My Career Plan
- Current Career Options
- Change Log
A ‘career plan’ is really monumental thing. It’s like defining how you want to spend 40% of your time in the next year. It affects all areas of one’s life: who your friends are, what ideas you’re exposed to and what you think about day-to-day. When viewed like this it seems like a hopelessly huge decision to try and define statically. However I think it’s worth doing.
As part of my studying of the ‘80,000 Hours’ career guide, I was introduced to the idea of the ‘Planning Paradox’. The idea that a plan will nearly always change before it’s implemented, due to a changing environment. The world of work is always changing, so it seems very applicable to this situation. However the guide suggests that, despite this paradox, plans are still worth making. They can be a great exercise in clarifying what exactly it is you’re aiming for. To have a target without the pretense that it will never change.
Why make this public? Honesty is something that I highly value, to be transparent in intentions. So how much more transparent can you get with your career intentions than posting the your plan online publicly? I hope that it will serve as a useful reference for employers, co-workers and friends to know what I’m aiming for. May it spawn conflicts of interest? Maybe. But I value the transparency and freedom of information more than any hindrance it may cause me.
I start by defining my current career options using a predefined structure called the ‘A/B/Z’. Secondly I include a change log to provide commentary as to how the options have changed over time.
Current Career Options
The A/B/Z is a set of three plans for how you can aim to develop your career. It was created by Reid Hoffman in his book ‘The Startup of You’, and suggested to me in the 80,000 Hours section on career planning. Three plans are defined:
- Plan A
- The Ideal Option, in the medium term1.
- Plan B
- A promising alternative. For when progress in Plan A becomes difficult.
- Plan Z
- A temporary fallback. For when all plans go ary and you need time to think.
This is a great structure since it can remind of secondary options in case my current pursued career gets set back somehow. Say a risk I took while executing Plan A failed and I found it hard to get jobs in Plan B, I would always have a fallback option. Reminding myself of this makes taking risks a little easier to stomach and helps get around some common decision making problems (like not switching to a better option). Provided are each of my choices for the plans and my justification.
Plan A — The Ideal Option
Software Developer. Through college and university this has been the natural ending point of my education. Designing and developing software, whether it is systems or application software. I currently hold all of the necessary skills for this career and also have received enough feedback to make me feel confident that I’m fairly good. It provides many opportunities for creative problem solving and flow-inducing work. There are many external benefits such as great work environments, generous salaries and I feel like I fit into the culture of software teams well. The major negative right now which may cause me to revise this plan is the lack of positive social impact caused by the building of software. This often makes my work feel meaningless, not something particularly worth living for.

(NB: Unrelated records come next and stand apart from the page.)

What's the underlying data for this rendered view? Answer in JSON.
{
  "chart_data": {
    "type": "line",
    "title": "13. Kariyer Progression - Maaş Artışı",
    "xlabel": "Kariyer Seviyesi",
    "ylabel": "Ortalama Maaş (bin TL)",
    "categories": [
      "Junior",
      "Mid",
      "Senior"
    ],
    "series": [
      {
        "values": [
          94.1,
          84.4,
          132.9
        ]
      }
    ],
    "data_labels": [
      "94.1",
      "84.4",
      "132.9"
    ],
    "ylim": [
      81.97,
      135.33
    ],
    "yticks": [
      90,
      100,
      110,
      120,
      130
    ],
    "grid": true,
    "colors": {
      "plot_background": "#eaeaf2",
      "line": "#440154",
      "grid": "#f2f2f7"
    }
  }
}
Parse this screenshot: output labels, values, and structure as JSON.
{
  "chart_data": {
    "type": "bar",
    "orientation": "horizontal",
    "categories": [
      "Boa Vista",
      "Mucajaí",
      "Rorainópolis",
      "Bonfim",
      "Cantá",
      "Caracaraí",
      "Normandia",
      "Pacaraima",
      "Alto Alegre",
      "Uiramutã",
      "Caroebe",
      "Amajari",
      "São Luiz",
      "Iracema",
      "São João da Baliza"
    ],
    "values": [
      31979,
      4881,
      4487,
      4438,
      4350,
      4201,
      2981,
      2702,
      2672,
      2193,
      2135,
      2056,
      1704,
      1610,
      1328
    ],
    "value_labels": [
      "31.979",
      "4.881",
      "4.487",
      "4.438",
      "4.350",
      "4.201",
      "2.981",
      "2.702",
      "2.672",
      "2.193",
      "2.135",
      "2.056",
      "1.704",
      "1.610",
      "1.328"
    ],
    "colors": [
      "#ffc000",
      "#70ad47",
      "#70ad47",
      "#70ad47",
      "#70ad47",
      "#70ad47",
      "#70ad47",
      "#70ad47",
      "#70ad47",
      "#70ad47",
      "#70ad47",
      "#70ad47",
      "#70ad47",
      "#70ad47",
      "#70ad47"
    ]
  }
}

Plan B — A Promising Alternative
Technical Writer. This is the synthesis of two strong interests of mine: technology and information codification. The latter might be an odd phrase to you, so consider it as ‘appreciating the creative communication of ideas’. This is something which I consider as very powerful when done well. Knowledge sharing is extremely underrated within business and can be carried out poorly, leading to communication issues and potential organisational dysfunction. In this career I would like to be dedicated to dealing with these issues head on. Improving the internal education of a technology company’s own product and ensuring that the most important information is reaching the right people at the right times.
I received feedback from classmates at university that I had a great way of explaining complex topics. Also, I have received complements for small amounts of technical documentation written as a software developer. These provide me with confidence that I would be well suited to this position of communication through writing. A last tenuous suggestion that I may fit in this field well is the large amount of personal time I dedicate to reading2.
Plan Z — A Temporary Fallback
Barge Maintenance. I can rely on being able to go and work with my Dad on restoring his barge and making some money helping with tours. This is not ideal since it would likely involve me to move to the barge from wherever I am living. However I feel it is a safe guarantee of room and board, not to mention the numerous benefits of being in the centre of London.
To help keep track of how my career plan has evolved to its current state, I will document the changes here and justifications for these.
This is the initial version of the plan. Stating Software Developer, Technical Writer and Barge maintenance as my A/B/Z. The purpose of this was to write out my current career expectations before going ahead and researching a load of alternatives that could provide more socially impactful positions.